Investors in the round include Corigin Ventures, X-Factor Ventures and Tusk Ventures, as well as angels Michelle Kennedy (Peanut), Andy Dunn (Bonobos) Amanda Bradford (The League), Rei Wang (The Grand), Bumble Fund, Elisabeth Hartley, Tavi Gevinson, Nisha Dua, A.G. Breitenstein, Albert Lee, Alice Cheng, Justin Stefano, Piera Gelardi, Philippe von Borries, Debbie Millman and Roxane Gay. Female Founders Fund led the round.
Short for Lexicon, Lex was founded by Kell Rakowski, who originally rose to some prominence after starting an Instagram account called Herstory that curated cool lesbian content from the 1800s to the 90s, including the Personals Ads found in the backs of lesbian erotica magazines from the 80s.
“[The personal ads] were just so hot, and so cool,” said Rakowski. “They were really witty and the women were super direct, and were able to express themselves in a really clear and inspiring way.”
Rakowski had an idea: What if the queer personal ad came back? She asked her Herstory followers if they’d want to post their own personals and the premise quickly took off, with hundreds of personal ads flooding in over the two-day period each month when submissions were open.
The popularity of the format led to yet another idea. Rakowski decided to set up a dating/social app that was focused on these text-based personal ads for women, trans, genderqueer and non-binary people.
Lex, which launched on the App Store in November 2019, is an MVP that does just that.
Users can set up their own profile and post personals, as well as browse the feed of other personals and like the ones that pique their interest. While the personals themselves can be rather graphic, the app is not. There are currently no pictures on Lex, with the caveat that users can link out to their Instagram account if they so choose.
Rather, users can browse through the text-based personals and like them, or message the author of the personal to start up a conversation.
Moreover, unlike traditional dating apps, there is no mutuality required to start a private conversation. In other words, people don’t have to be “matched” to chat. Just like the personal ads of yesteryear, the author sends out a call for responses and the responses flow in.
It’s still early days for the app, but Rakowski has plans to set up the ability to post pictures to profiles (which would not be included in the feed, but would be clickable should the text intrigue you), as well as adding group chat to the app for folks looking to build community.
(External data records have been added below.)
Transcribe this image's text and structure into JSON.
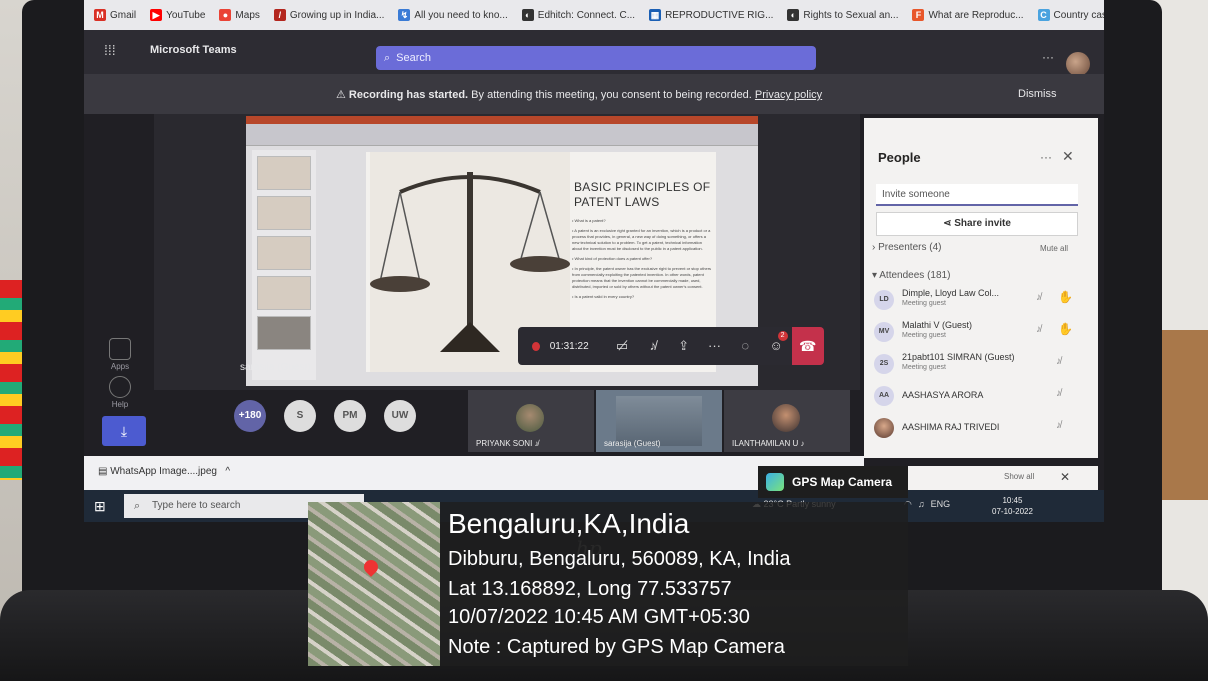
{
  "bookmarks": [
    {
      "label": "Gmail",
      "icon": "gmail-icon",
      "color": "#d93025",
      "glyph": "M"
    },
    {
      "label": "YouTube",
      "icon": "youtube-icon",
      "color": "#ff0000",
      "glyph": "▶"
    },
    {
      "label": "Maps",
      "icon": "maps-icon",
      "color": "#ea4335",
      "glyph": "●"
    },
    {
      "label": "Growing up in India...",
      "icon": "bookmark-icon",
      "color": "#b3261e",
      "glyph": "/"
    },
    {
      "label": "All you need to kno...",
      "icon": "bookmark-icon",
      "color": "#3a7bd5",
      "glyph": "↯"
    },
    {
      "label": "Edhitch: Connect. C...",
      "icon": "bookmark-icon",
      "color": "#333333",
      "glyph": "◐"
    },
    {
      "label": "REPRODUCTIVE RIG...",
      "icon": "bookmark-icon",
      "color": "#1a5fb4",
      "glyph": "▦"
    },
    {
      "label": "Rights to Sexual an...",
      "icon": "bookmark-icon",
      "color": "#333333",
      "glyph": "◐"
    },
    {
      "label": "What are Reproduc...",
      "icon": "bookmark-icon",
      "color": "#e8562a",
      "glyph": "F"
    },
    {
      "label": "Country case-study...",
      "icon": "bookmark-icon",
      "color": "#4aa3df",
      "glyph": "C"
    }
  ],
  "bookmarks_more": "»",
  "teams": {
    "app_name": "Microsoft Teams",
    "search_placeholder": "Search",
    "header_more": "···"
  },
  "banner": {
    "bold": "Recording has started.",
    "text": " By attending this meeting, you consent to being recorded. ",
    "link": "Privacy policy",
    "dismiss": "Dismiss"
  },
  "rail": {
    "apps": "Apps",
    "help": "Help"
  },
  "stage": {
    "presenter": "sarasija (Guest)",
    "slide_title": "BASIC PRINCIPLES OF PATENT LAWS",
    "slide_body": [
      "• What is a patent?",
      "• A patent is an exclusive right granted for an invention, which is a product or a process that provides, in general, a new way of doing something, or offers a new technical solution to a problem. To get a patent, technical information about the invention must be disclosed to the public in a patent application.",
      "• What kind of protection does a patent offer?",
      "• In principle, the patent owner has the exclusive right to prevent or stop others from commercially exploiting the patented invention. In other words, patent protection means that the invention cannot be commercially made, used, distributed, imported or sold by others without the patent owner's consent.",
      "• Is a patent valid in every country?"
    ]
  },
  "controls": {
    "timer": "01:31:22",
    "people_badge": "2"
  },
  "overflow": [
    "+180",
    "S",
    "PM",
    "UW"
  ],
  "tiles": [
    {
      "name": "PRIYANK SONI"
    },
    {
      "name": "sarasija (Guest)"
    },
    {
      "name": "ILANTHAMILAN U"
    }
  ],
  "people": {
    "title": "People",
    "more": "···",
    "invite_placeholder": "Invite someone",
    "share": "Share invite",
    "presenters": "Presenters (4)",
    "mute_all": "Mute all",
    "attendees": "Attendees (181)",
    "list": [
      {
        "initials": "LD",
        "name": "Dimple, Lloyd Law Col...",
        "role": "Meeting guest",
        "hand": true
      },
      {
        "initials": "MV",
        "name": "Malathi V (Guest)",
        "role": "Meeting guest",
        "hand": true
      },
      {
        "initials": "2S",
        "name": "21pabt101 SIMRAN (Guest)",
        "role": "Meeting guest",
        "hand": false
      },
      {
        "initials": "AA",
        "name": "AASHASYA ARORA",
        "role": "",
        "hand": false
      },
      {
        "initials": "",
        "name": "AASHIMA RAJ TRIVEDI",
        "role": "",
        "hand": false
      }
    ],
    "show_all": "Show all"
  },
  "download": {
    "file": "WhatsApp Image....jpeg",
    "chevron": "^"
  },
  "taskbar": {
    "search": "Type here to search",
    "weather": "23°C  Partly sunny",
    "lang": "ENG",
    "time": "10:45",
    "date": "07-10-2022"
  },
  "gps": {
    "tag": "GPS Map Camera",
    "city": "Bengaluru,KA,India",
    "address": "Dibburu, Bengaluru, 560089, KA, India",
    "latlong": "Lat 13.168892, Long 77.533757",
    "datetime": "10/07/2022 10:45 AM GMT+05:30",
    "note": "Note : Captured by GPS Map Camera"
  },
  "hp_logo": "hp"
}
Lex also has plans to eventually introduce a freemium subscription model to the app, giving users extended functionality for a monthly price. For now, however, the focus is on growth and building out the app.
With the new funding, Lex is looking to hire underrepresented talent in tech for product and engineering positions. The team, comprised of five people, is currently 80% cis women and 20% cis men, with 80% identifying as LGBTQ. Three of the five team members are people of color.
Lex is being aggressive about this hiring sprint, posting its open positions on the app and on Instagram.
“I’ve gotten so many incredible queer tech talent applying for positions at Lex,” said Rakowski. “It’s so inspiring and also emotional. People are writing the most beautiful emails about how much they like Lex. Hiring is 100% our main focus.”